In fairness to learned senior tax counsel he placed reliance on the decision of this Court in Ambat Echukutty Menon v. C.I.T. (1978) 111 ITR 880 in the first instance. He also relied on two other decisions of this Court Salay Muhammad Ibrahim Sait v. I.T.O. (1994) 210 ITR 700 and Idiculla (K.V.) v. C.I.T. (1995) 214 ITR 386. In our judgment, in the situation of the view that we have taken, it is not necessary to refer in great detail to the decisions cited. We may state that in Ambat Echukutty Menon's case (1978) 111 ITR 880, the facts are entirely different as the question was relating to the amount paid by the assessee to discharge the encumbrance and in the context whether it was incurred for improvement of the asset.
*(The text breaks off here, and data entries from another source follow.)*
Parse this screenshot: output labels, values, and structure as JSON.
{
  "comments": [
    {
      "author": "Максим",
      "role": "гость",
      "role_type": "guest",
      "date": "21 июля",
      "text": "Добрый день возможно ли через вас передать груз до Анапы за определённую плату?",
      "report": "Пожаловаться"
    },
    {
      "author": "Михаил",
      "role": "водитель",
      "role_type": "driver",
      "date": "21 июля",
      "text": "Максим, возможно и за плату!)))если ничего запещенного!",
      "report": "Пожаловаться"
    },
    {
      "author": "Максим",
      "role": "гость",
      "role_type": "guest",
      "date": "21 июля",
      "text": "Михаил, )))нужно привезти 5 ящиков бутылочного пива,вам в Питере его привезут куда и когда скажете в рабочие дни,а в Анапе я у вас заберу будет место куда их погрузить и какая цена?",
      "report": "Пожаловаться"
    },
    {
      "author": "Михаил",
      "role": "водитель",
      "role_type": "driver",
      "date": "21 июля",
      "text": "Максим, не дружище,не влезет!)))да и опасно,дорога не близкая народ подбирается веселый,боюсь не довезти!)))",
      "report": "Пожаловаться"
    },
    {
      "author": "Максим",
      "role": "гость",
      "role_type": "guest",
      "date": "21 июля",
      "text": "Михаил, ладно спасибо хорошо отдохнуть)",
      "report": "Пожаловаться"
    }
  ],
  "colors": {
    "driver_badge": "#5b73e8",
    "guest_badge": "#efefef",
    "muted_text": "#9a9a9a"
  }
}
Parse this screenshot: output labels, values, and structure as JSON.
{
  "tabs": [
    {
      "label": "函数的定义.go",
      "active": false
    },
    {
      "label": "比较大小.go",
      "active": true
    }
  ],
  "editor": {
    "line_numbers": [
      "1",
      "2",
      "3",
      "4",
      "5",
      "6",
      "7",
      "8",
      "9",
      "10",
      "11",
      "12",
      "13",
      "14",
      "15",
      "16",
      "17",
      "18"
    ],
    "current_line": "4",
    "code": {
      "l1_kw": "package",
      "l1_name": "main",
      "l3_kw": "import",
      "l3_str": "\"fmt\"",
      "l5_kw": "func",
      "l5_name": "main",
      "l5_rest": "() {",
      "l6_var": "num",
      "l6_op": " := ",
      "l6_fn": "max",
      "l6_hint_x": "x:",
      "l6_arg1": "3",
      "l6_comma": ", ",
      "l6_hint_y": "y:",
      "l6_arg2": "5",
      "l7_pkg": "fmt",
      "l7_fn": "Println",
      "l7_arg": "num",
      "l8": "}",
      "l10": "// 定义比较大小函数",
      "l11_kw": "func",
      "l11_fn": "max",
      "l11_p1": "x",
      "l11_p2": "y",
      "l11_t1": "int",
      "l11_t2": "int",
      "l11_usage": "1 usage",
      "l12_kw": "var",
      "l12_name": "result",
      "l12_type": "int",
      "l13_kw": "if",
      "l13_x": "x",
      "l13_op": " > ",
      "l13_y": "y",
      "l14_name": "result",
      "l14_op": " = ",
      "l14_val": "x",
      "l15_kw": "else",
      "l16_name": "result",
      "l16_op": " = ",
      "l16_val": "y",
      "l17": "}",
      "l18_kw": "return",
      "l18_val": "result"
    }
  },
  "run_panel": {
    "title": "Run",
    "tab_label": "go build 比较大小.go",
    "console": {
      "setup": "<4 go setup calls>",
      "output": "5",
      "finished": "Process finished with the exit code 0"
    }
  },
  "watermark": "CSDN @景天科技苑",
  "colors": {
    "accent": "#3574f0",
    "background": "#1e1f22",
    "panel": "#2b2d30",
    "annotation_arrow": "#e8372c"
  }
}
In Salay Muhammad Ibrahim Sait's case (1994) 210 ITR 700 (Ker.) the question was of deductions in computation of the capital gains with reference to the amounts not diverted at source by overriding title. The situation before us is entirely different. Similarly, in Idiculla's case (1995) 214 ITR 386 (Ker.), this Court was concerned with the situation of deductions. We have before us the basic question as to whether capital gains arise on undisputed factual matrix.
For all these reasons, we answer question No. 1 in the affirmative, against the Revenue and in favour of the assessee. We decline to answer questions Nos.2 and 3 in view of our reasoning.
A copy of this judgment under the seal of the Court and the signature of the Registrar shall be forwarded to the Income-tax Appellate Tribunal, Cochin Bench, as required by law.